Where a Kroger’s security camera recorded portions of a customer’s slip and fall but failed to preserve the footage, multiple sanctions were imposed, including that the store’s summary judgment motion was denied, the jury would be instructed regarding the lost video and the store was precluded from eliciting testimony about the video’s contents.
Background
Diane S. Butler sued Kroger Limited Partnership I for personal injuries she claims she sustained from a slip and fall on spilled blueberries at a Kroger grocery store. A security camera at the store captured and recorded, to some extent, Butler’s slip and fall. That video apparently was lost. Before the court now are Kroger’s motion for summary judgment and Butler’s motion for imposition of sanctions.
Report and recommendation
Turning first to the spoliation motion, has established that Kroger failed to preserve electronically stored information, or ESI, which cannot be replaced. Butler requested that the court sanction Kroger for spoliation of the video by entering a default judgment or giving the jury an adverse inference instruction. The court, however, declines to find that Kroger acted with intent to deprive Butler of the ESI. The court’s findings regarding Kroger’s loss of the video demonstrate negligence, not purposeful misconduct.
The court does find, however, that Butler was deprived of the opportunity to make her case. Kroger employee Vernon Harris confirmed that the video showed the fall. That fact, alone, is enough to find that Butler was prejudiced by not being able to see it for herself and present it to the jury for their consideration.
Applying the court’s broad discretion with the goal of leveling the evidentiary playing field, the court recommends that: (1) Kroger’s motion for summary judgment should be denied regarding its defenses alleging no proximate cause, no breach of duty and no duty to warn based on an open and obvious hazard; (2) the jury should be instructed that there was video of Butler’s slip and fall but that Kroger lost it, and both parties should be permitted to present evidence and argument regarding Kroger’s failure to preserve the video evidence and (3) Kroger should be precluded from eliciting testimony from Vernon Harris claiming that the video did not show what caused Butler to slip and fall.
Butler also seeks a sanction for Kroger’s failure to disclose the spoliation, for obfuscating its answer to Butler’s request for production of documents regarding Kroger’s response to Butler’s litigation hold letter and for failing to disclose that a DVD of the video had been made and that Vernon Harris had viewed it.

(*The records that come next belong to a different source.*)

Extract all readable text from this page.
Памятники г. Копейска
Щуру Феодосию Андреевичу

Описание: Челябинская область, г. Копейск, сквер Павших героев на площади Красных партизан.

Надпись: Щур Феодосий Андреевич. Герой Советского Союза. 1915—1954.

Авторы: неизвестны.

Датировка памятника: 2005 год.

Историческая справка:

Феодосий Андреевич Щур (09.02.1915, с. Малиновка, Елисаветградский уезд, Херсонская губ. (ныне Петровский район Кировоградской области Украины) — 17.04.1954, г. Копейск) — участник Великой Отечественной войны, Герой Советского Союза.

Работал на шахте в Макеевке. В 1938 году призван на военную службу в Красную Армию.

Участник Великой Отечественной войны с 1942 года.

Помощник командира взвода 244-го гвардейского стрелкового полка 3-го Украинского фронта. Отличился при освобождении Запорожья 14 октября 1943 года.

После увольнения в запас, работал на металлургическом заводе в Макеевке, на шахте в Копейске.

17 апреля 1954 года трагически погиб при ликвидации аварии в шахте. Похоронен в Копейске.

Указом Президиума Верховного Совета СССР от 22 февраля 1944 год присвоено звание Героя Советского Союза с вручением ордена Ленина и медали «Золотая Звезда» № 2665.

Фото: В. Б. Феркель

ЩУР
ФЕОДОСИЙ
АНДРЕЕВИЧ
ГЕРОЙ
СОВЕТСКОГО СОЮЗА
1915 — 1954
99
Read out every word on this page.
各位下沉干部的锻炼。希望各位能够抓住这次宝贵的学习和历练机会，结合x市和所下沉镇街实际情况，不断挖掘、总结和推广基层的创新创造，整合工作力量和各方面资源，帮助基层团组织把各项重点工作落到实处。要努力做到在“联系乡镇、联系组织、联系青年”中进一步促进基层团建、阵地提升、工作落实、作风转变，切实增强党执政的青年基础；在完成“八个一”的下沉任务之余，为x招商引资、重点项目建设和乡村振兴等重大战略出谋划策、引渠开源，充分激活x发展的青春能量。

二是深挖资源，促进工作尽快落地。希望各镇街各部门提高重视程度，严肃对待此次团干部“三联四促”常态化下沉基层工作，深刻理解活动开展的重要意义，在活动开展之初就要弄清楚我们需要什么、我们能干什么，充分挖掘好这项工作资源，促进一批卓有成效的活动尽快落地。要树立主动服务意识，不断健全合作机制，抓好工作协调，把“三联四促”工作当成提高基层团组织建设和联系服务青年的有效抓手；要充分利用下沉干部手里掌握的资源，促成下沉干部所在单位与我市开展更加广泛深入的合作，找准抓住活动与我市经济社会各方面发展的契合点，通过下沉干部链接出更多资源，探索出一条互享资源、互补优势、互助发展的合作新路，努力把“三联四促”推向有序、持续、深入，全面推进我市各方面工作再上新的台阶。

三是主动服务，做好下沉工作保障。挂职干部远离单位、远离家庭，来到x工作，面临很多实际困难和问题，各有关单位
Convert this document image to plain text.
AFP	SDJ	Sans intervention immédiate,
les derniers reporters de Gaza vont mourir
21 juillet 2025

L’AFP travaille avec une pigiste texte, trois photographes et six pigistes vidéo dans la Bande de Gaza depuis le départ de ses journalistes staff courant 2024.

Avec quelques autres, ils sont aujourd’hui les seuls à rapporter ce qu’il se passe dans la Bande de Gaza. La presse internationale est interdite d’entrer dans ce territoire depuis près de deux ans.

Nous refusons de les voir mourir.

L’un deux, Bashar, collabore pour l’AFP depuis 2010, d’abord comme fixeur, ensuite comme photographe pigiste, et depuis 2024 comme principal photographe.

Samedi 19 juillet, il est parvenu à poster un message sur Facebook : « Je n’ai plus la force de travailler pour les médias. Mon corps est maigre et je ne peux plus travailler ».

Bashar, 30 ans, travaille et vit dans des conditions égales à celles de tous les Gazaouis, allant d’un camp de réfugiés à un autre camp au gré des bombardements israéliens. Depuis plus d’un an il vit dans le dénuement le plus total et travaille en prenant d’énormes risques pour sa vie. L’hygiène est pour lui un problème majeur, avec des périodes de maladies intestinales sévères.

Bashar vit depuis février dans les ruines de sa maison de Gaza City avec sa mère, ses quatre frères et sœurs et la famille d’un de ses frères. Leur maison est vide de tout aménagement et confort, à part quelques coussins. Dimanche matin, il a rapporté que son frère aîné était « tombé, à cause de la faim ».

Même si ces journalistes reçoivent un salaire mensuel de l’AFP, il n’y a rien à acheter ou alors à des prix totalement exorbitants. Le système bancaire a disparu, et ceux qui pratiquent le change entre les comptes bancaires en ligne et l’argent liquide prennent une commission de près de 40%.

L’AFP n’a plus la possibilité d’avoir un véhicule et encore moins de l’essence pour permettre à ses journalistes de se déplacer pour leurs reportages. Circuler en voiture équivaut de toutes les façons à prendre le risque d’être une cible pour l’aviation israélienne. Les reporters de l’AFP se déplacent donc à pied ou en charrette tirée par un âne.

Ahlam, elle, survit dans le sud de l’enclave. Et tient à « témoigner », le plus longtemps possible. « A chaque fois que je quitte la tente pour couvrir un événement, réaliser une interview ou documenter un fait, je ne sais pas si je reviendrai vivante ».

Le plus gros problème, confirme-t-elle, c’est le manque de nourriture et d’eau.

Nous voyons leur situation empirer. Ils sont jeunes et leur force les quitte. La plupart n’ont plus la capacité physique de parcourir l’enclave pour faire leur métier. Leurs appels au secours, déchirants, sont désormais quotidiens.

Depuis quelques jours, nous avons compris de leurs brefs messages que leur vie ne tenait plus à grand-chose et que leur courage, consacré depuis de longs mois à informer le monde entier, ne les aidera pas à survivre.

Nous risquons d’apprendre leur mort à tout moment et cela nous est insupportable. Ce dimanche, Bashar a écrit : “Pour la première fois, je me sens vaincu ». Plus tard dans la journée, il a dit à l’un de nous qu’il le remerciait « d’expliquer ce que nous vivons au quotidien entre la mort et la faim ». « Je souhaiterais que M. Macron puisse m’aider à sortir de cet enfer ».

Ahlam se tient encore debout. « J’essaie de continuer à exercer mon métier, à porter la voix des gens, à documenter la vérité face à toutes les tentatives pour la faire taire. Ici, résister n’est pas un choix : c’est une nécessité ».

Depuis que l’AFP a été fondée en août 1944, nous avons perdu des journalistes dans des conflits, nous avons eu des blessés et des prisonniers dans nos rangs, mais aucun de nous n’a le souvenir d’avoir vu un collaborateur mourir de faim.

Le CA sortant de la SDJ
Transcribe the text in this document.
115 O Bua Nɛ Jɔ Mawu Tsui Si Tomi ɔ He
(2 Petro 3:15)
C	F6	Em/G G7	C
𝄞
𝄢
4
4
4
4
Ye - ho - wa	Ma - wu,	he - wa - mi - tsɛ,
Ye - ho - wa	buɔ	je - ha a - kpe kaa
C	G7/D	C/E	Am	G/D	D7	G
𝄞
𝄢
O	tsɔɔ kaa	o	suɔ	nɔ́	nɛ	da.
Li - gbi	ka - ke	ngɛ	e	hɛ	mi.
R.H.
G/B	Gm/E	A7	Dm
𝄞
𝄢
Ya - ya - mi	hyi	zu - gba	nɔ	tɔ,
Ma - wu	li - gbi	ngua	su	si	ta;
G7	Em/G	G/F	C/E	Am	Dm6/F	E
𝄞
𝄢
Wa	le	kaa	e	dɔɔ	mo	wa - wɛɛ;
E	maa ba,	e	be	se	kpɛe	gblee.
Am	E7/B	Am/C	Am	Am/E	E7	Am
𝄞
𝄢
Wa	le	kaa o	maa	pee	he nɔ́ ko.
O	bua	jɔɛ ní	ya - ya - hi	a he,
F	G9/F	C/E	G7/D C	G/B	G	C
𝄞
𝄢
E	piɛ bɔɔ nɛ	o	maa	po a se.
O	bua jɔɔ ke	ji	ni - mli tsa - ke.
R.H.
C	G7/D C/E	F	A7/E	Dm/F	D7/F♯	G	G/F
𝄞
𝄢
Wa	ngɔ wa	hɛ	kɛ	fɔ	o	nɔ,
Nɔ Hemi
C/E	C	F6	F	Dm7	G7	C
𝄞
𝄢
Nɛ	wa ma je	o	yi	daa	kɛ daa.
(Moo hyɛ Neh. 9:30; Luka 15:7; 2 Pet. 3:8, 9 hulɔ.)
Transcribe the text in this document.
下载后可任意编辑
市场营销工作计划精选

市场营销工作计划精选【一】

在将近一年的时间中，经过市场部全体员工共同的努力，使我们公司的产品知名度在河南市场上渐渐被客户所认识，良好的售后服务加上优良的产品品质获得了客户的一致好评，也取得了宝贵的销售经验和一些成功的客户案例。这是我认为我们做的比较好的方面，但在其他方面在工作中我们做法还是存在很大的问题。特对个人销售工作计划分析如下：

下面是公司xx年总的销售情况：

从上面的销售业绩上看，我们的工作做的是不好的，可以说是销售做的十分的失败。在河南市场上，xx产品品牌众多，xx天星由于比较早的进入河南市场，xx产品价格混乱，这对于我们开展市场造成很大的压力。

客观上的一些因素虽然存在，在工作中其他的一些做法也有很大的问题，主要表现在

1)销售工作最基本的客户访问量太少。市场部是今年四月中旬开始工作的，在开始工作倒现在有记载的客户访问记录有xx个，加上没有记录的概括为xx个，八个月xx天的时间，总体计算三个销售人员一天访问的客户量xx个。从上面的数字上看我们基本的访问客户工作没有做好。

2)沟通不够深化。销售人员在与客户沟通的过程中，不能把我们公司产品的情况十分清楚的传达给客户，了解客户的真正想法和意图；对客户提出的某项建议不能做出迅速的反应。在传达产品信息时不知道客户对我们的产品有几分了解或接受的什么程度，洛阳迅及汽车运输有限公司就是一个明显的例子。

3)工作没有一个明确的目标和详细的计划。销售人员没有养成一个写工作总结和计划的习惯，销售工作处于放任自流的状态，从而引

The court finds that further sanctions are not warranted.
Turning to Kroger’s motion, Kroger contends that summary judgement is appropriate because: (1) Butler cannot establish that the blueberries caused her fall; (2) Kroger exercised ordinary care as a matter of law; (3) Kroger had no duty to warn since the unsafe condition was open and obvious, and therefore Butler was contributorily negligent and (4) Butler failed to exercise ordinary care for her own safety by walking when she could not see, and therefore was contributorily negligent as a matter of law. While the court previously recommended that summary judgment be denied on most of these claims as a sanction for the spoliation of the surveillance video, it will now address the merits of each of these contentions in tum.
First, the court finds that a reasonable person could reach multiple conclusions as to whether the blueberries were the proximate cause of Butler’s fall and resulting claim of injury. Second, the evidence regarding how the blueberries fell to the floor and the expediency of Kroger’s response to the unsafe condition of the floor is disputed.
Third, the open and obvious nature of the spilled blueberries appears to be a material fact in dispute. Fourth, the degree of Butler’s negligence, if any, turns equally on the reasonability of her decision to keep walking despite the lighting conditions, and the open and obvious nature of the blueberries. Without undisputed evidence of both, contributory negligence cannot be decided as a matter of law.
District court opinion
Having reviewed the record in its entirety, the court hereby adopts and approves in full the findings and recommendations set forth in the magistrate judge’s thorough and well-reasoned report and recommendation filed on Nov. 30, 2019.
Butler’s motion for imposition of sanctions granted in part, denied in part. Kroger’s motion for summary judgment denied.
Butler v. Kroger Limited Partnership I, Case No. 2:19-cv-673, Dec. 18, 2020. EDVA at Norfolk (Smith). VLW 020-3-639. 47 pp.